22 July 2006

There was an interesting discussion on the WTM boards today about whether a family in Taiwan should send their children to the local public schools to learn Chinese. What I found most interesting was that the parents who had actually lived overseas with children almost all were against, and those who had not were for it.

The trouble is that you're going to miss out on a year of regular academics if you do that. Even if a child can converse in a foreign language in a few months, she's probably not going to be able to understand a math or history class that soon. While that wouldn't be a concern for some children, it might be for others, especially if you're only overseas for a year. There probably won't be a lot of chances to use the new language at home again and the year may pretty much get wasted.

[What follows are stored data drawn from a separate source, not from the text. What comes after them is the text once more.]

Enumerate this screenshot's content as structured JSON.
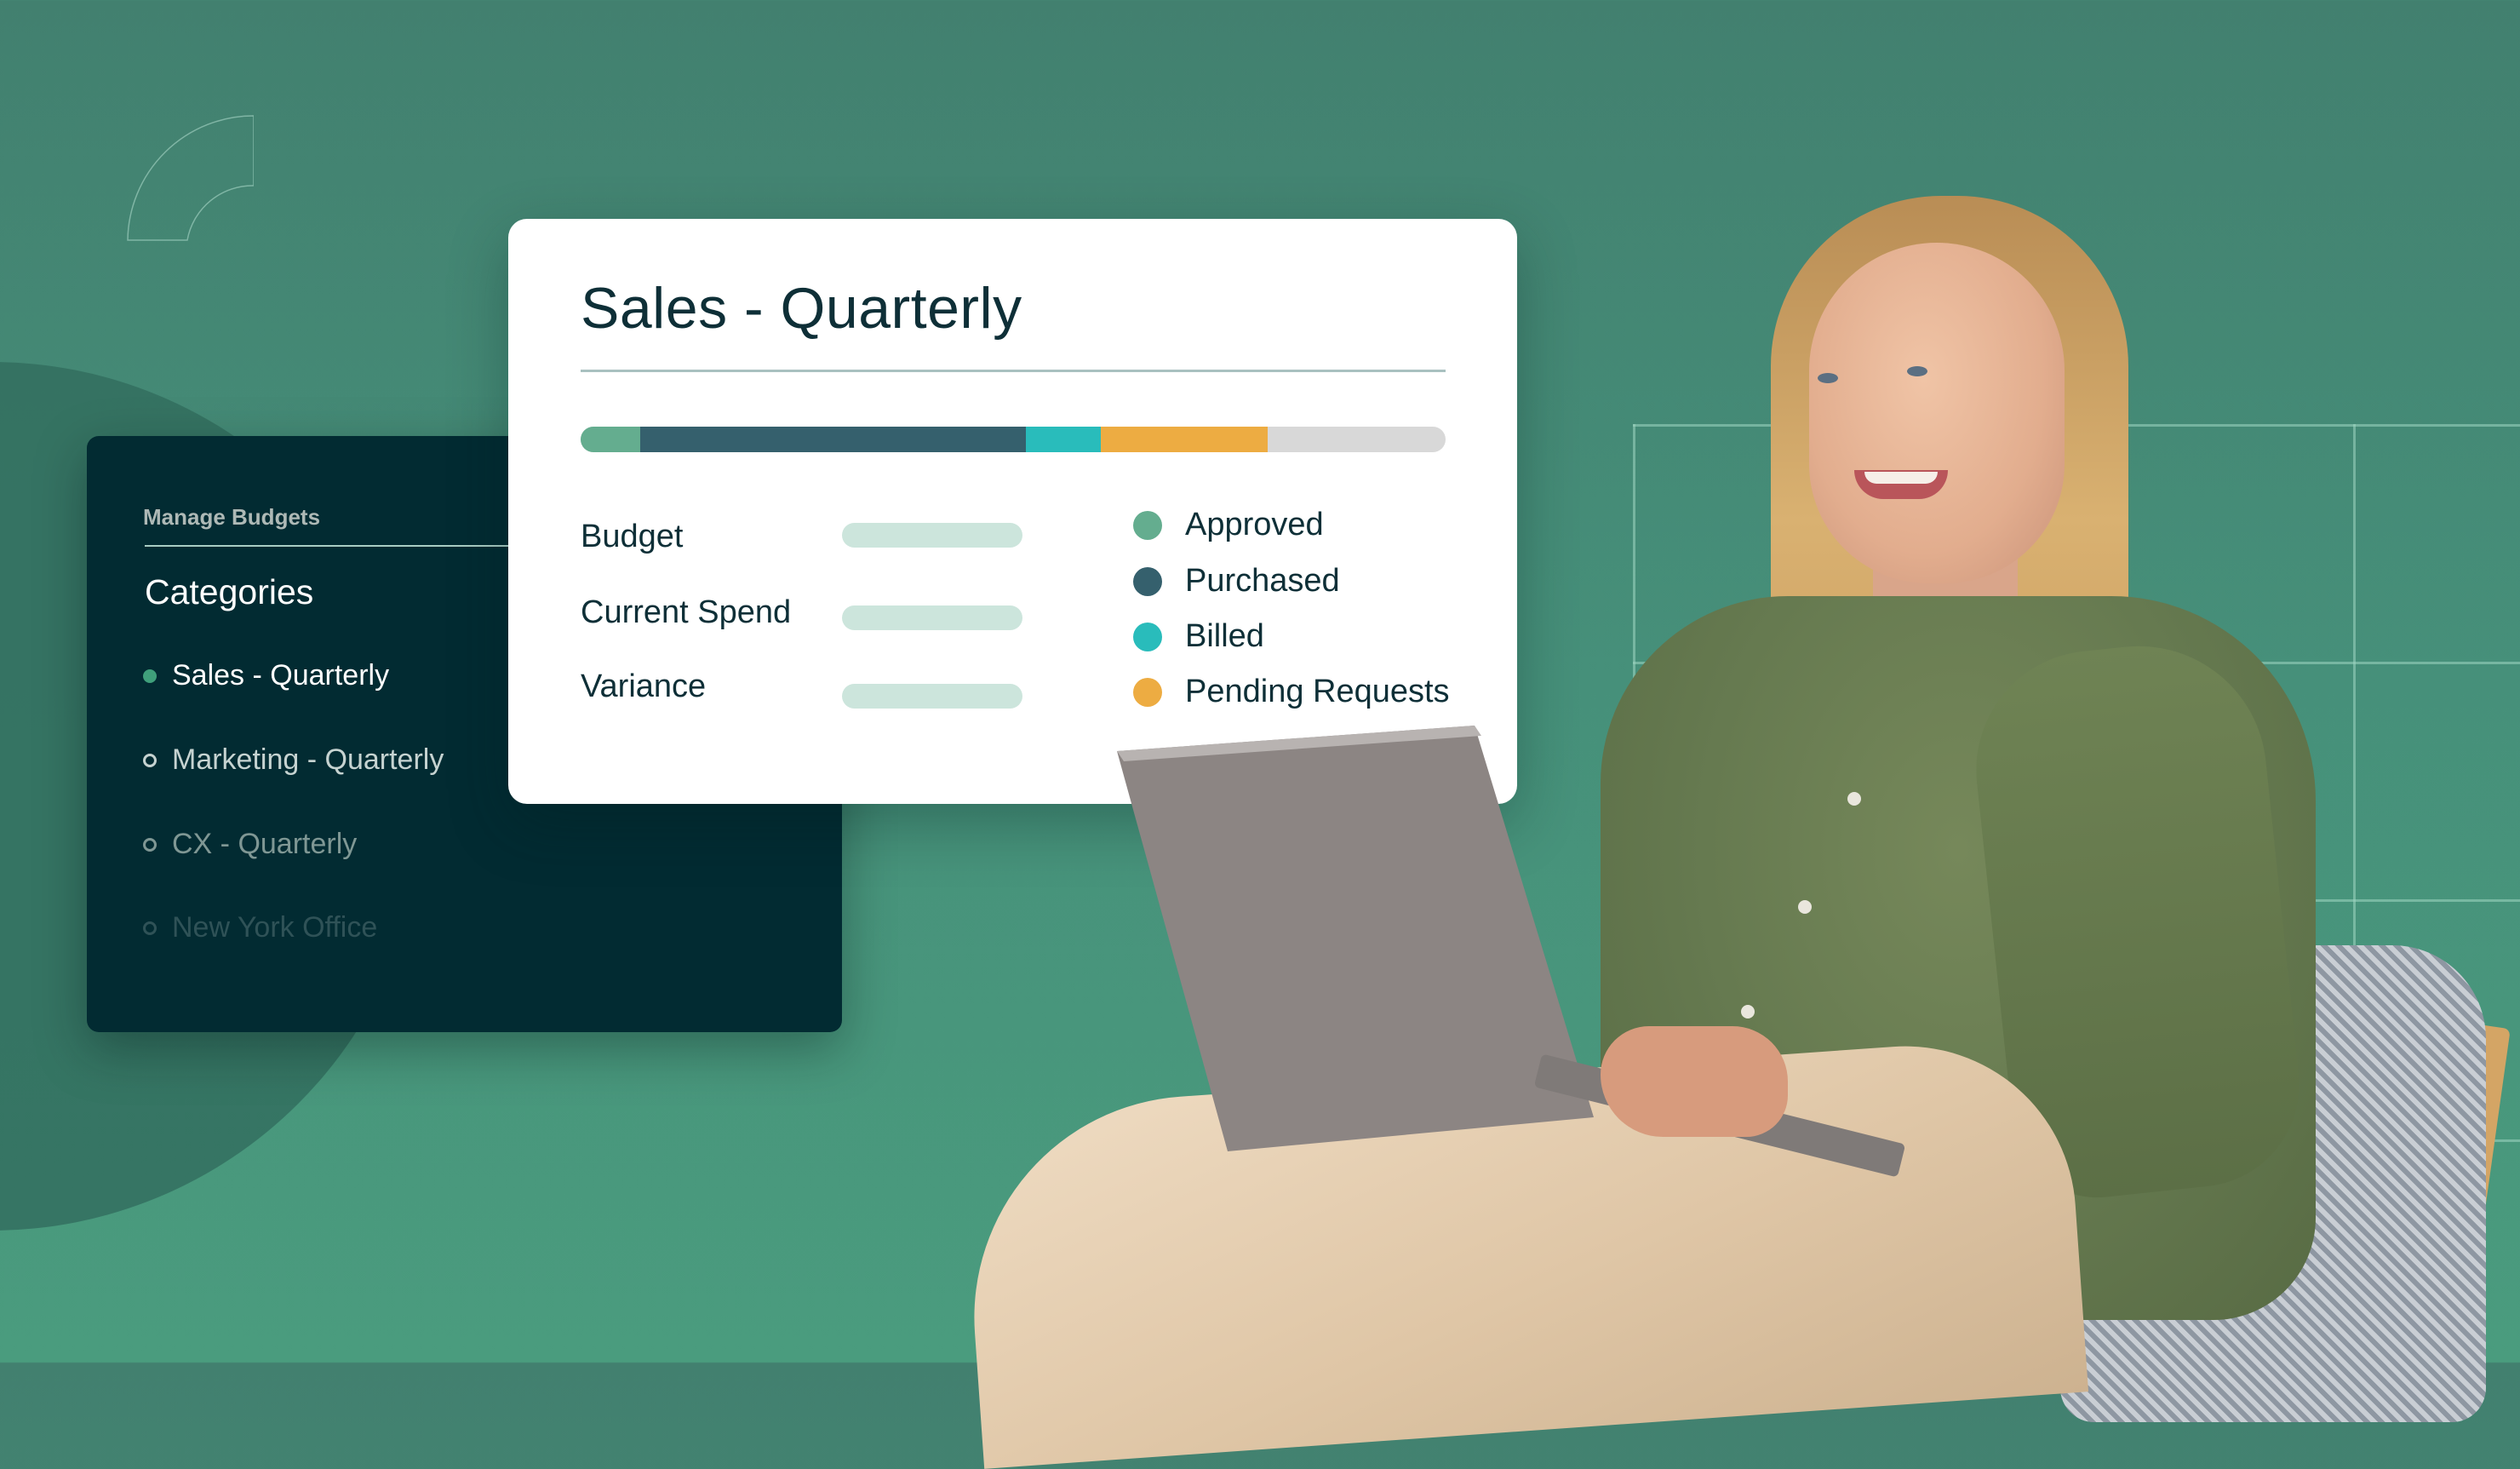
{
  "sidebar": {
    "heading": "Manage Budgets",
    "title": "Categories",
    "items": [
      {
        "label": "Sales - Quarterly",
        "state": "active",
        "color": "#3fa07b"
      },
      {
        "label": "Marketing - Quarterly",
        "state": "inactive"
      },
      {
        "label": "CX - Quarterly",
        "state": "inactive"
      },
      {
        "label": "New York Office",
        "state": "inactive"
      }
    ]
  },
  "card": {
    "title": "Sales - Quarterly",
    "progress": {
      "segments": [
        {
          "name": "Approved",
          "fraction": 0.069,
          "color": "#64ad8f"
        },
        {
          "name": "Purchased",
          "fraction": 0.446,
          "color": "#35606d"
        },
        {
          "name": "Billed",
          "fraction": 0.086,
          "color": "#29bcbb"
        },
        {
          "name": "Pending Requests",
          "fraction": 0.193,
          "color": "#edac42"
        }
      ],
      "remaining_color": "#d8d8d8"
    },
    "rows": [
      {
        "label": "Budget"
      },
      {
        "label": "Current Spend"
      },
      {
        "label": "Variance"
      }
    ],
    "legend": [
      {
        "label": "Approved",
        "color": "#64ad8f"
      },
      {
        "label": "Purchased",
        "color": "#35606d"
      },
      {
        "label": "Billed",
        "color": "#29bcbb"
      },
      {
        "label": "Pending Requests",
        "color": "#edac42"
      }
    ]
  },
  "colors": {
    "background": "#45887a",
    "panel": "#022b32",
    "card_text": "#0e2f37"
  }
}
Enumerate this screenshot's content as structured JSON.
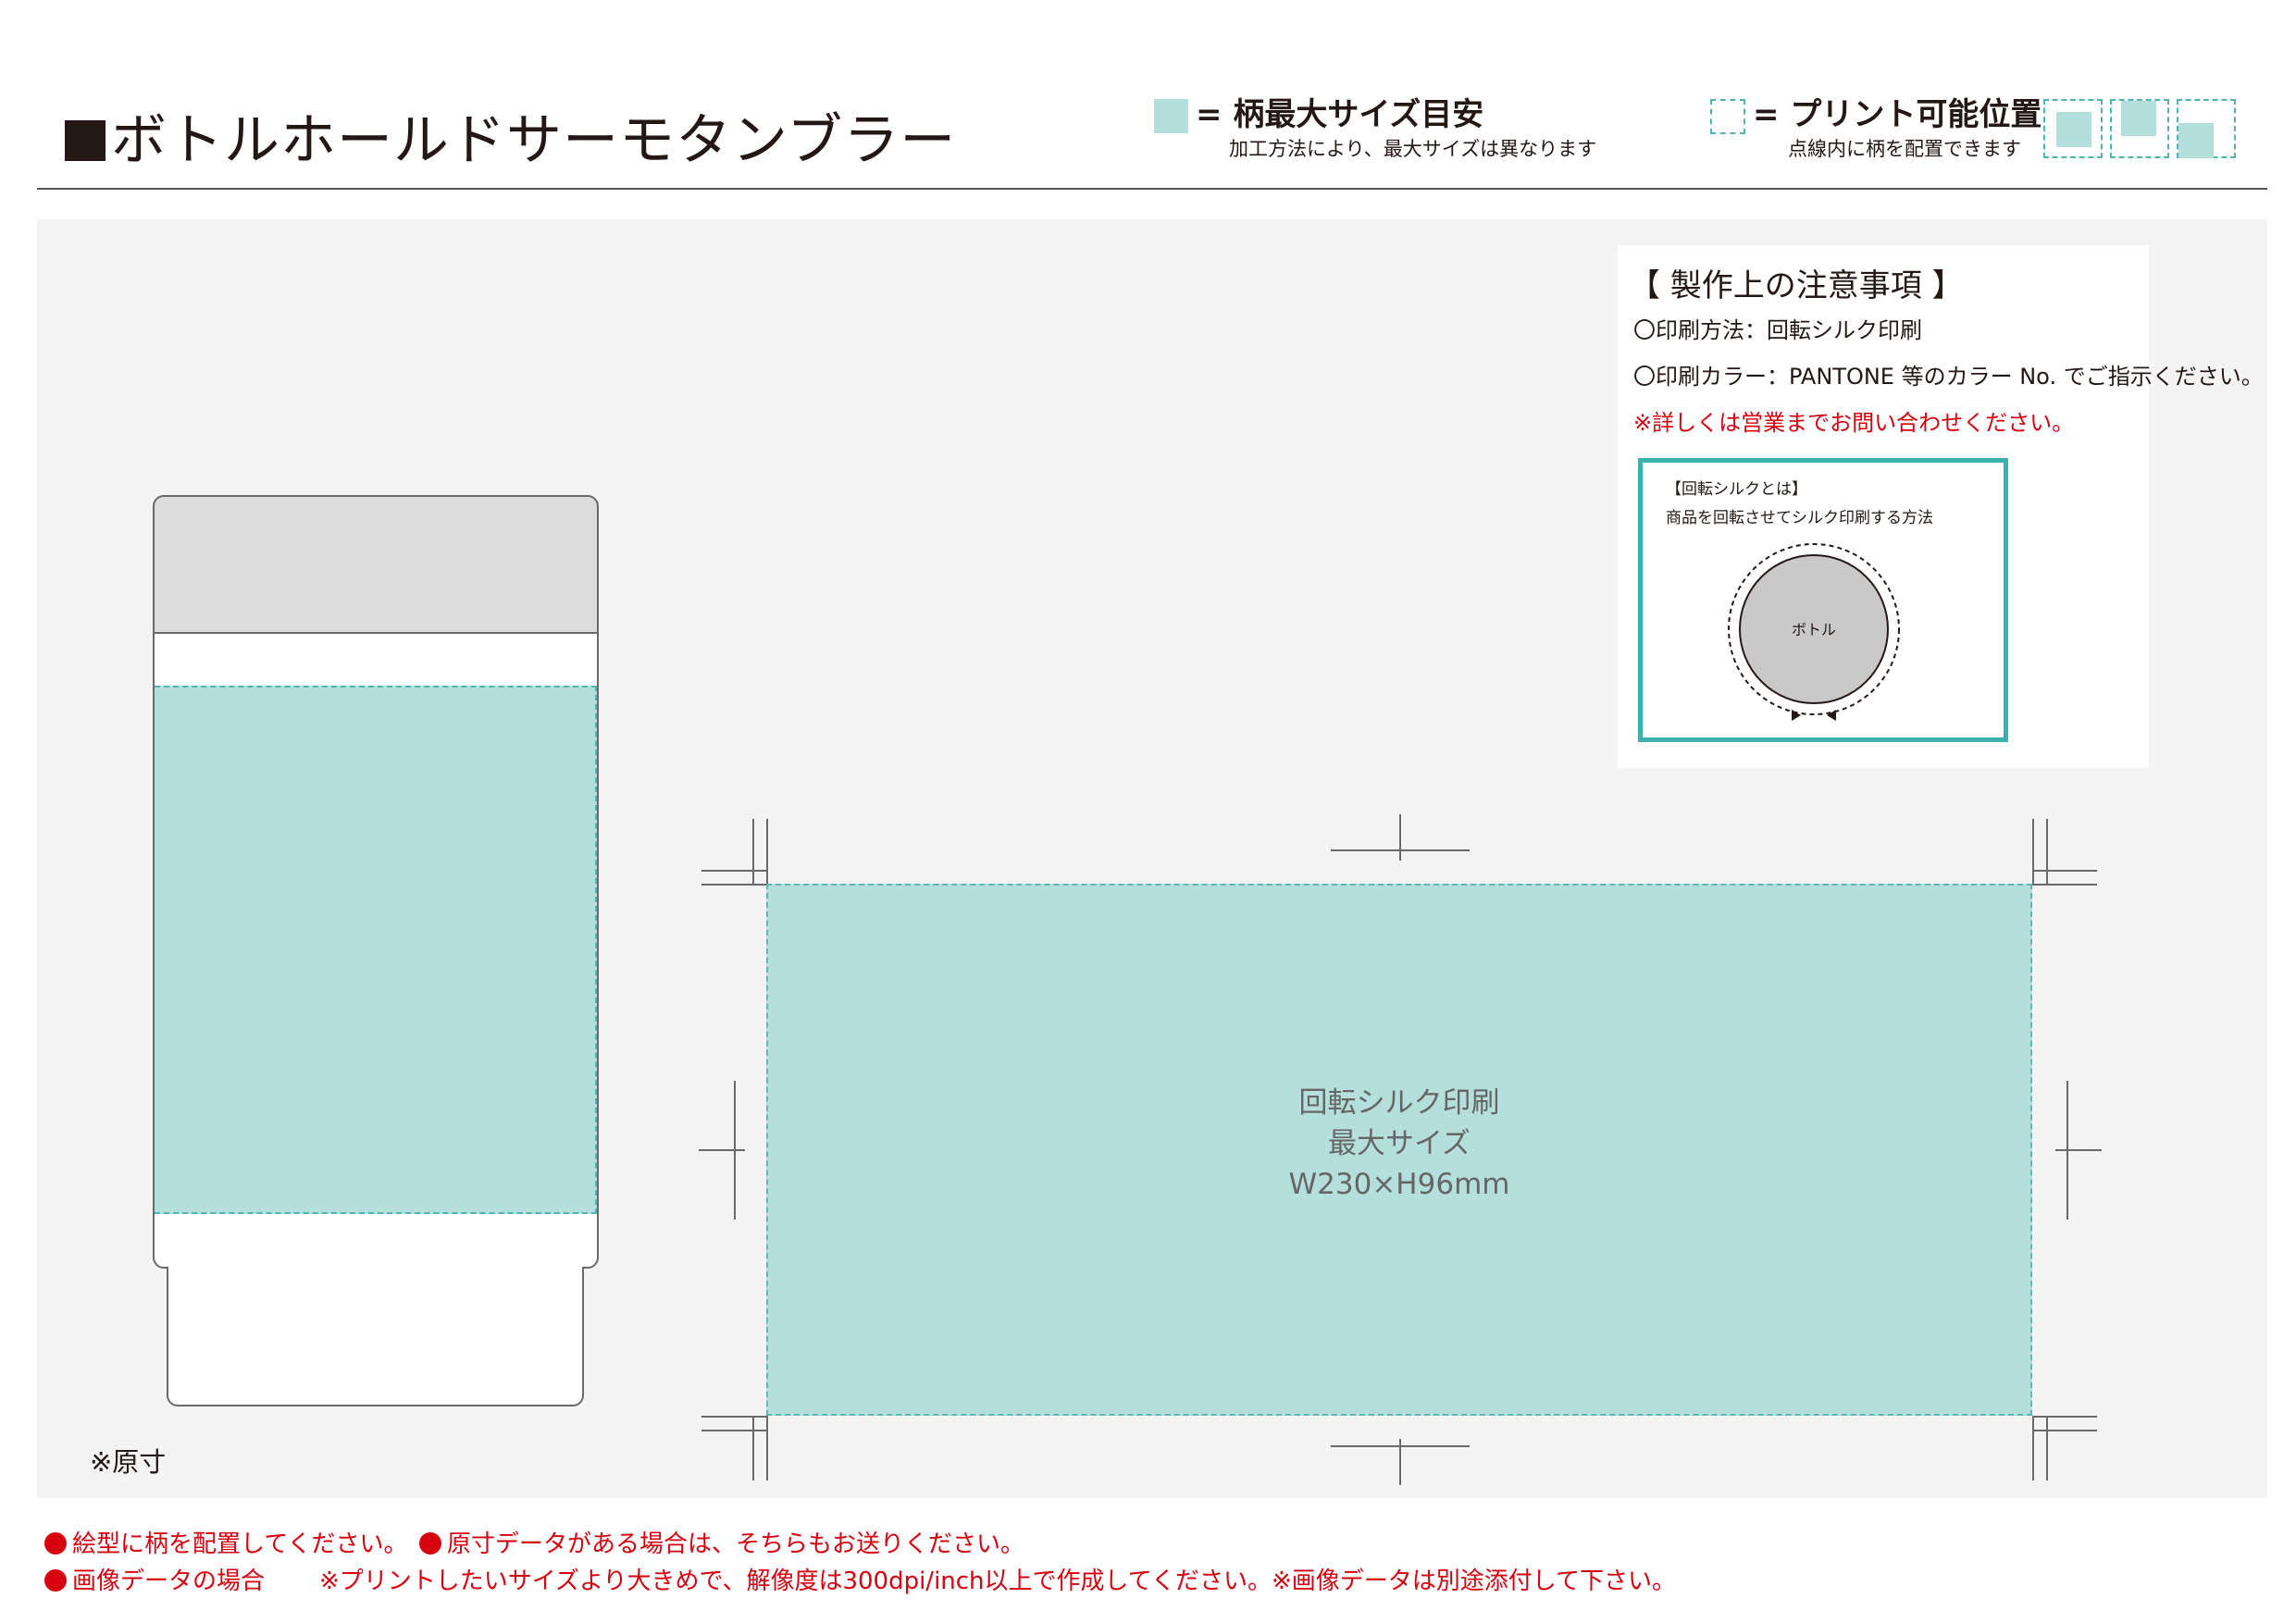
{
  "header": {
    "title": "ボトルホールドサーモタンブラー"
  },
  "legend": {
    "max_size": {
      "title": "= 柄最大サイズ目安",
      "sub": "加工方法により、最大サイズは異なります"
    },
    "print_position": {
      "title": "= プリント可能位置",
      "sub": "点線内に柄を配置できます"
    }
  },
  "drawing": {
    "actual_size_note": "※原寸",
    "art_area": {
      "line1": "回転シルク印刷",
      "line2": "最大サイズ",
      "line3": "W230×H96mm"
    }
  },
  "notes": {
    "title": "【 製作上の注意事項 】",
    "method": "〇印刷方法：回転シルク印刷",
    "color": "〇印刷カラー：PANTONE 等のカラー No. でご指示ください。",
    "contact": "※詳しくは営業までお問い合わせください。",
    "rotary": {
      "title": "【回転シルクとは】",
      "desc": "商品を回転させてシルク印刷する方法",
      "bottle": "ボトル"
    }
  },
  "footer": {
    "item1": "絵型に柄を配置してください。",
    "item2": "原寸データがある場合は、そちらもお送りください。",
    "item3": "画像データの場合",
    "item4": "※プリントしたいサイズより大きめで、解像度は300dpi/inch以上で作成してください。※画像データは別途添付して下さい。"
  },
  "colors": {
    "print_area": "#b5dfdc",
    "dash": "#4fb5b0",
    "accent_red": "#d7000f",
    "teal_frame": "#3bb0ac"
  }
}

Another problem is that public schools overseas, especially in Asia, are pretty different from what we're used to in the US. It's not simply a matter of shipping your children off to school everyday and expecting that things will work out well. I have to say I am pretty much completely unimpressed with the education system in Kyrgyzstan. Fluency in Russian would not have been worth giving up all the other things my children learned this year, especially if we never go back to Kyrgyzstan.

Personally, I think it's a better option to do afterschool types of language immersion things, and include language study in the regular schoolday. Even though the language probably won't be learned as quickly as it would be attending the local schools, you wouldn't have to sacrifice quite so much.